Novel Regulatory Mechanism Identified For Key Tumor Suppressor P53

The new molecular pathway described in the study suggests intriguing approaches to diagnosing or intervening in the progression of many types of cancer. A report on the team's findings will be published online November 15 in the journal Nature.

"The p53 protein is vital for controlling cancer throughout the body," says Shelley L. Berger, Ph.D., the Hilary Koprowski Professor at The Wistar Institute and senior author on the study. "The new mechanism we describe, driven by a previously unknown enzyme, represses the p53 protein when its activity is not needed.

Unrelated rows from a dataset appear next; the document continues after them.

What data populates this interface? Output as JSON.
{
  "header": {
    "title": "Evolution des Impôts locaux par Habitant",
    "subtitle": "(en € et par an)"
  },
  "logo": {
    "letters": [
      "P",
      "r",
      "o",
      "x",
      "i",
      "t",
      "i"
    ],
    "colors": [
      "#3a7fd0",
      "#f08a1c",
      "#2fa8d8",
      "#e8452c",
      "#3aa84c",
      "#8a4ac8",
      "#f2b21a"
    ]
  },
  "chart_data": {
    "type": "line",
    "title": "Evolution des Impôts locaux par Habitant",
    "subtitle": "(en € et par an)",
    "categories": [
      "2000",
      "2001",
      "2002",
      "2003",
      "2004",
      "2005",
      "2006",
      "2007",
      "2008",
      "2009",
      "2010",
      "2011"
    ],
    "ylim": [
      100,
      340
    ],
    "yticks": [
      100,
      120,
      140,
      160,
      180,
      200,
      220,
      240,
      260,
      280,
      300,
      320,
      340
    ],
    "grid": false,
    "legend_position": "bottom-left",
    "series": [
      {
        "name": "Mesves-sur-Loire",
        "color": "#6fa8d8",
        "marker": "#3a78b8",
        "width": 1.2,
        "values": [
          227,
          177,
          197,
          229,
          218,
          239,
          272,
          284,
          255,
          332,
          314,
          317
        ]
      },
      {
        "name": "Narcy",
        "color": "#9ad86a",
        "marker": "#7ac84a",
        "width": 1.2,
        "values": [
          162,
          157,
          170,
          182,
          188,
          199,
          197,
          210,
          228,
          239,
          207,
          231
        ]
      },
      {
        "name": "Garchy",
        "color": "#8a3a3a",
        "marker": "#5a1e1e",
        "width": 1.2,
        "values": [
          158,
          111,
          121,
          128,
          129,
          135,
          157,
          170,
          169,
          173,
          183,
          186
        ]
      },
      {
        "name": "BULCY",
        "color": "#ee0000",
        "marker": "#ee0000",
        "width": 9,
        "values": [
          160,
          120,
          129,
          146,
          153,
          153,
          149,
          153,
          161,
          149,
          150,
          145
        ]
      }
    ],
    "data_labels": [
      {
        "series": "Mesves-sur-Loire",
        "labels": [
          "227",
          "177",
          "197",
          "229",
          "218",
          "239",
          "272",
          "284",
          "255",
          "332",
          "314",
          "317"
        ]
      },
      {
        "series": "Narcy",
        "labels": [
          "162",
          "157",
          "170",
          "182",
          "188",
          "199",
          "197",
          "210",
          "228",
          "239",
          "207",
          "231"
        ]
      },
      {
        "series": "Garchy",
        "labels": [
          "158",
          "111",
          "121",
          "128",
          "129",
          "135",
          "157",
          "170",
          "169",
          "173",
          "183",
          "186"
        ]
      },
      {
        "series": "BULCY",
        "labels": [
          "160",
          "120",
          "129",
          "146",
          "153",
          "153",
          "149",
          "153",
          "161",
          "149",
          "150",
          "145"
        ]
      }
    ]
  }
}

"What we're looking at now is the possibility that this enzyme, if over-expressed or over-active, might interfere with p53's normal tumor suppressor function and perhaps cause cancer. If that's the case, then we could develop drugs to inhibit the enzyme that would have the effect of freeing p53 to do its job of suppressing cancer. Unusually high levels of the newly identified enzyme might also be useful as a diagnostic marker for cancer."

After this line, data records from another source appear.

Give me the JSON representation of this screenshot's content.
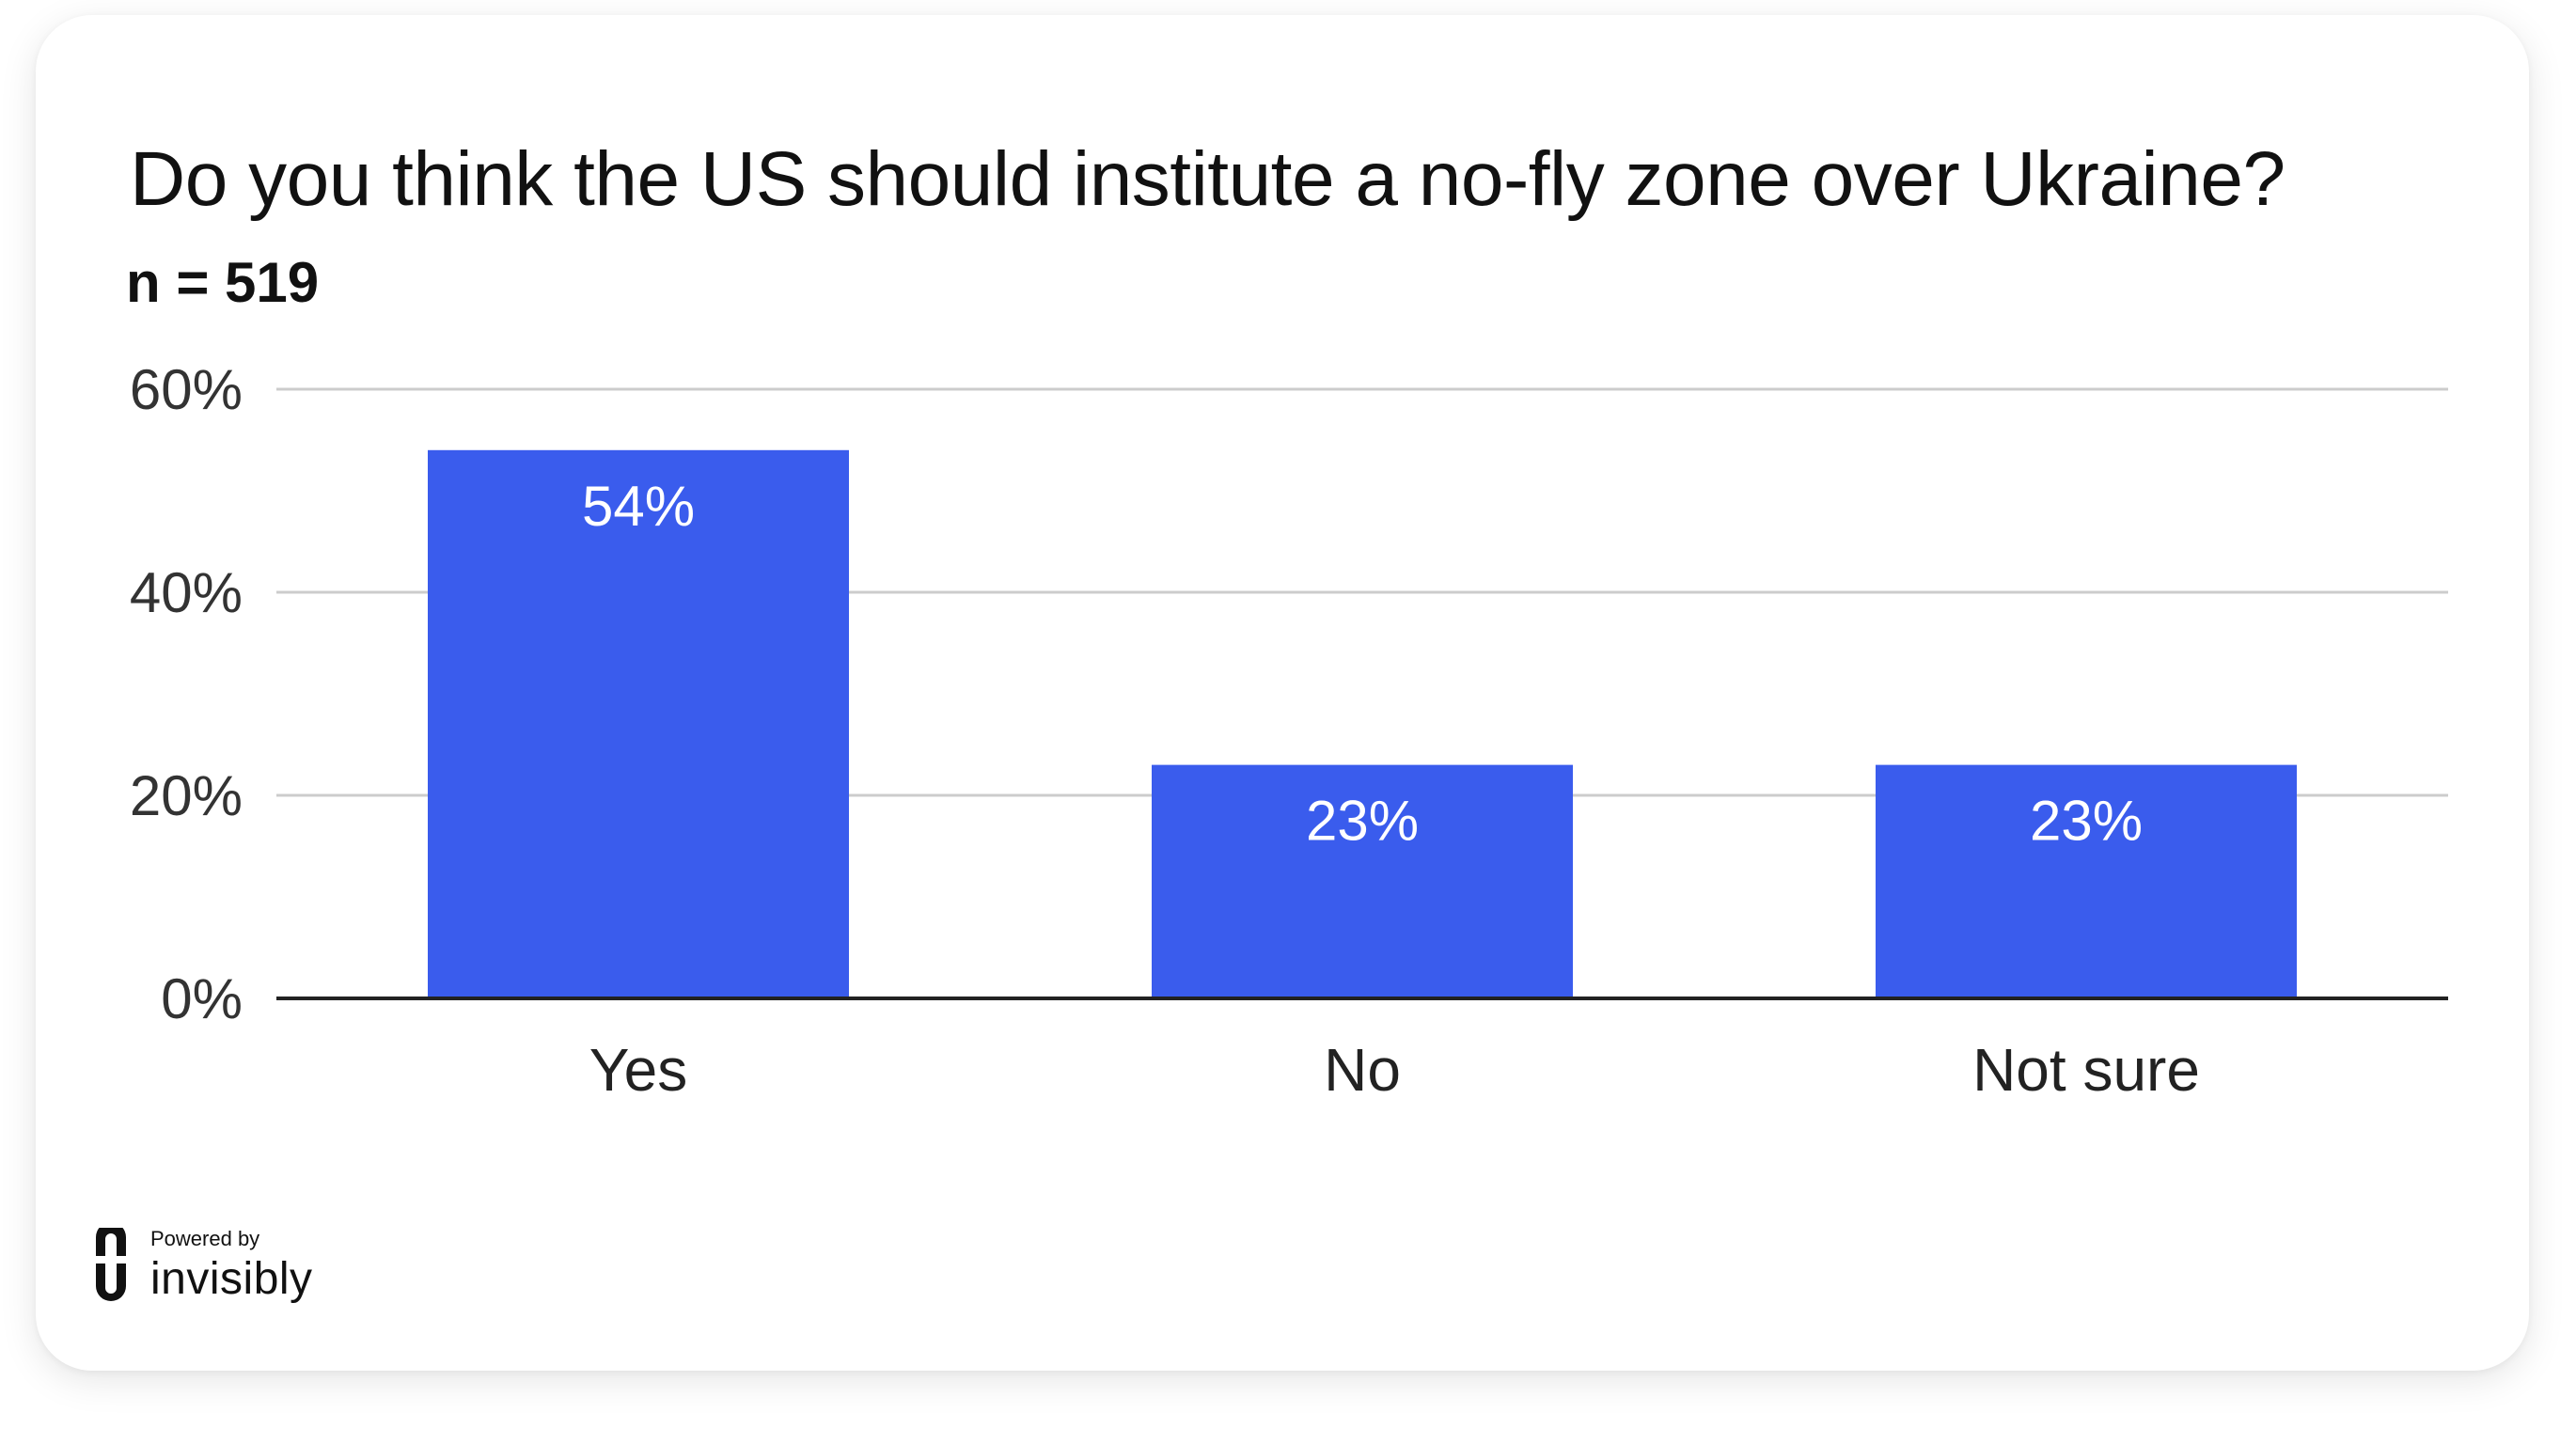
{
  "chart_data": {
    "type": "bar",
    "title": "Do you think the US should institute a no-fly zone over Ukraine?",
    "subtitle": "n = 519",
    "categories": [
      "Yes",
      "No",
      "Not sure"
    ],
    "values": [
      54,
      23,
      23
    ],
    "value_labels": [
      "54%",
      "23%",
      "23%"
    ],
    "yticks": [
      0,
      20,
      40,
      60
    ],
    "ytick_labels": [
      "0%",
      "20%",
      "40%",
      "60%"
    ],
    "ylim": [
      0,
      60
    ],
    "grid": true,
    "bar_color": "#3a5ced"
  },
  "footer": {
    "powered_by": "Powered by",
    "brand": "invisibly"
  }
}
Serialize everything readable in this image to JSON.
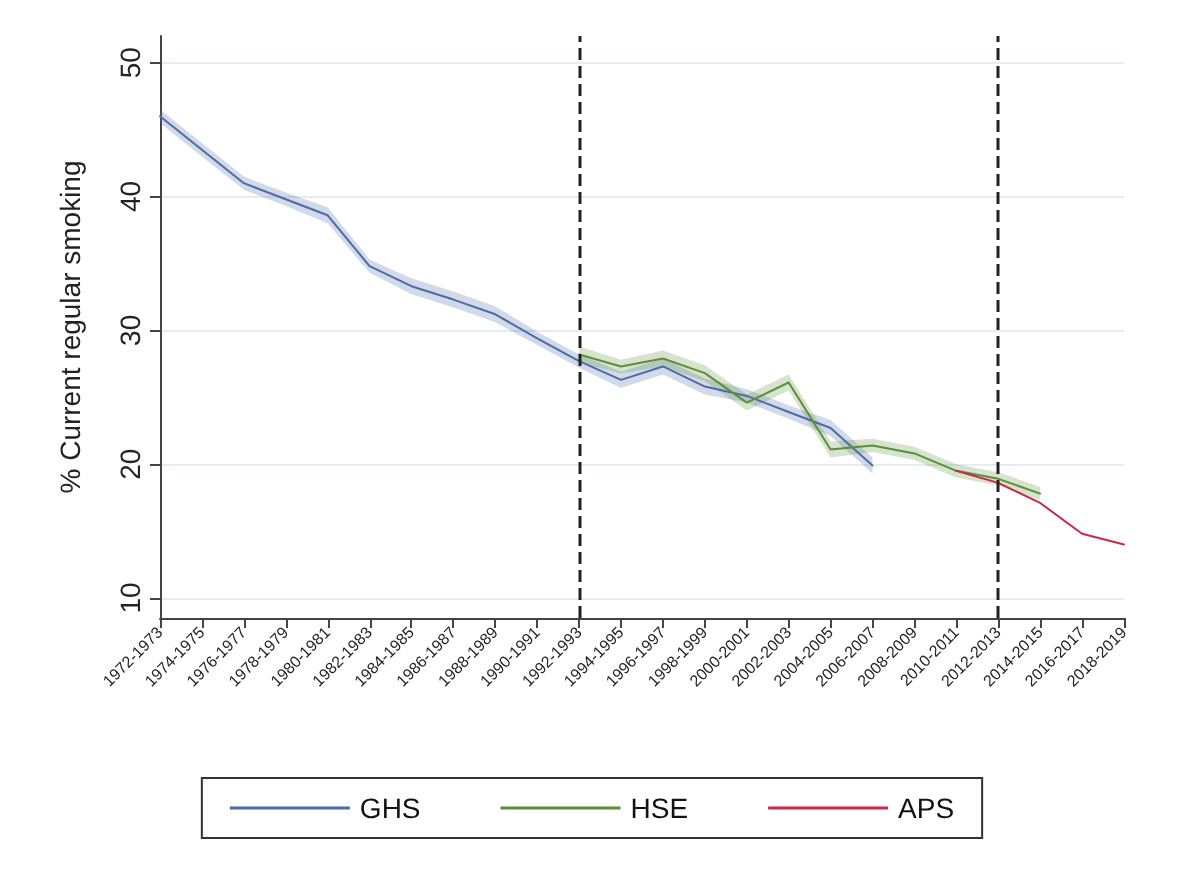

Responsible for tumor suppression throughout the body, the p53 protein has been found to be mutated and dysfunctional in more than half of human cancers. When working properly, p53 acts by binding to DNA to activate genes that direct cells with damaged DNA to cease dividing until the damage can be repaired. Cells with such damage include cancer cells, since all cancers track to genetic flaws of one kind or another, whether inherited or acquired. If repairs cannot be made, p53 commands the cells with damaged DNA to self-destruct so they are no longer a danger to the body.

This powerful ability of the p53 protein to shut down cell division and induce cell death points to why the availability of a repressive mechanism such as the one outlined in the new study might be crucial for cellular survival.

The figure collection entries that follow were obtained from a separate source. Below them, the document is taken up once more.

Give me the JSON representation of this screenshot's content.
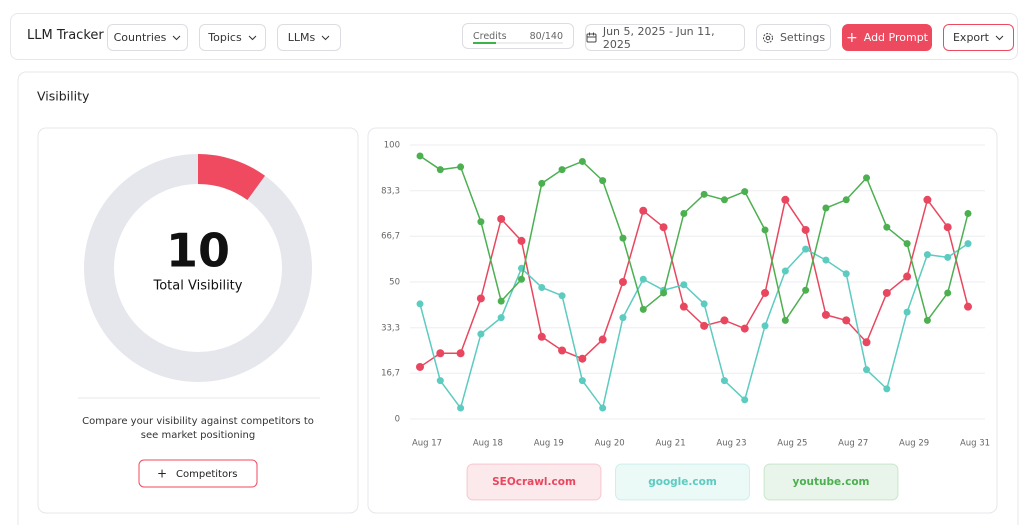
{
  "header": {
    "title": "LLM Tracker",
    "filters": [
      "Countries",
      "Topics",
      "LLMs"
    ],
    "credits_label": "Credits",
    "credits_value": "80/140",
    "date_range": "Jun 5, 2025 - Jun 11, 2025",
    "settings": "Settings",
    "add_prompt": "Add Prompt",
    "export": "Export"
  },
  "section_title": "Visibility",
  "donut": {
    "value": 10,
    "range": [
      0,
      100
    ],
    "label": "Total Visibility",
    "color": "#ef4a5f"
  },
  "description": "Compare your visibility against competitors to see market positioning",
  "competitors_button": "Competitors",
  "chart_data": {
    "type": "line",
    "categories": [
      "Aug 17",
      null,
      null,
      "Aug 18",
      null,
      null,
      "Aug 19",
      null,
      null,
      "Aug 20",
      null,
      null,
      "Aug 21",
      null,
      null,
      "Aug 23",
      null,
      null,
      "Aug 25",
      null,
      null,
      "Aug 27",
      null,
      null,
      "Aug 29",
      null,
      null,
      "Aug 31"
    ],
    "series": [
      {
        "name": "SEOcrawl.com",
        "color": "#e8475f",
        "values": [
          19,
          24,
          24,
          44,
          73,
          65,
          30,
          25,
          22,
          29,
          50,
          76,
          70,
          41,
          34,
          36,
          33,
          46,
          80,
          69,
          38,
          36,
          28,
          46,
          52,
          80,
          70,
          41
        ]
      },
      {
        "name": "google.com",
        "color": "#5ccbc0",
        "values": [
          42,
          14,
          4,
          31,
          37,
          55,
          48,
          45,
          14,
          4,
          37,
          51,
          47,
          49,
          42,
          14,
          7,
          34,
          54,
          62,
          58,
          53,
          18,
          11,
          39,
          60,
          59,
          64
        ]
      },
      {
        "name": "youtube.com",
        "color": "#4caf50",
        "values": [
          96,
          91,
          92,
          72,
          43,
          51,
          86,
          91,
          94,
          87,
          66,
          40,
          46,
          75,
          82,
          80,
          83,
          69,
          36,
          47,
          77,
          80,
          88,
          70,
          64,
          36,
          46,
          75
        ]
      }
    ],
    "ylim": [
      0,
      100
    ],
    "yticks": [
      0,
      {
        "value": 16.7,
        "label": "16,7"
      },
      {
        "value": 33.3,
        "label": "33,3"
      },
      50,
      {
        "value": 66.7,
        "label": "66,7"
      },
      {
        "value": 83.3,
        "label": "83,3"
      },
      100
    ],
    "grid": true
  }
}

"You can imagine that if the p53 protein were present at all times and able to bind to DNA, cells would be in big trouble," Berger explains. "They wouldn't be able to divide, and they'd die. We think this new mechanism may be a way for the cell to keep p53 turned off but present, ready to be activated if the DNA should be damaged."

In their study, the scientists identified an enzyme called Smyd2 that adds a methyl group to the p53 protein at a specific site, with the result being that p53 cannot bind to DNA and, therefore, cannot act.

"The ability to bind to DNA is critical for p53's function," says Jing Huang, Ph.D., one of the study's two lead authors. "What we found was that methylation at the site we identified prevents p53 from binding to DNA, which also explains why it's a repressive modification."

Berger and Huang note that this is one of only a small number of studies to identify methylation as playing a role in regulating the activity of proteins that are not histones. Histones are relatively small proteins around which DNA is coiled to create structures called nucleosomes. Compact strings of nucleosomes, then, form into chromatin, the substructure of chromosomes.

With histones, methylation is well recognized as a regulatory mechanism, but the fact that other proteins are also be modified in the same way is a relatively new observation. Berger believes that scientists will likely find this type of regulatory mechanism at work in many other protein systems over the next few years.

Interestingly, only one other study has shown a role for methylation in regulating p53. In that study, a methyl group added to a specific site on p53 called K372 was shown to activate the tumor-suppressor molecule rather than repress it.

The site identified in the current study, dubbed K370, is adjacent to that first site. An additional finding of note is that the two sites interact closely.

"We found that there's important crosstalk between the two sites, but only in one direction," Huang says. "If the previously identified site is already methylated, the site we found cannot be methylated. But the reverse is not the case."

The two lead authors on the Nature study are Jing Huang, Ph.D., at Wistar and Laura Perez-Burgos, Ph.D., at The Vienna Biocenter. The additional Wistar co-authors are Brandon J. Placek, Ph.D., Jean A. Dorsey, and senior author Shelley L. Berger, Ph.D. The additional co-authors at The Vienna Biocenter are Roopsha Sengupta, Mario Richter, Stefan Kubicek, and Thomas Jenuwein, a senior scientist who led the collaboration at The Vienna Biocenter.

Funding for the research was provided to the Berger laboratory by the National Institutes of Health and the Commonwealth Universal Research Enhancement Program of the Pennsylvania Department of Health. Support for the Jenuwein laboratory was provided by Boehringer Ingelheim, the European Union, and the Austrian Ministry of Education, Science, and Culture.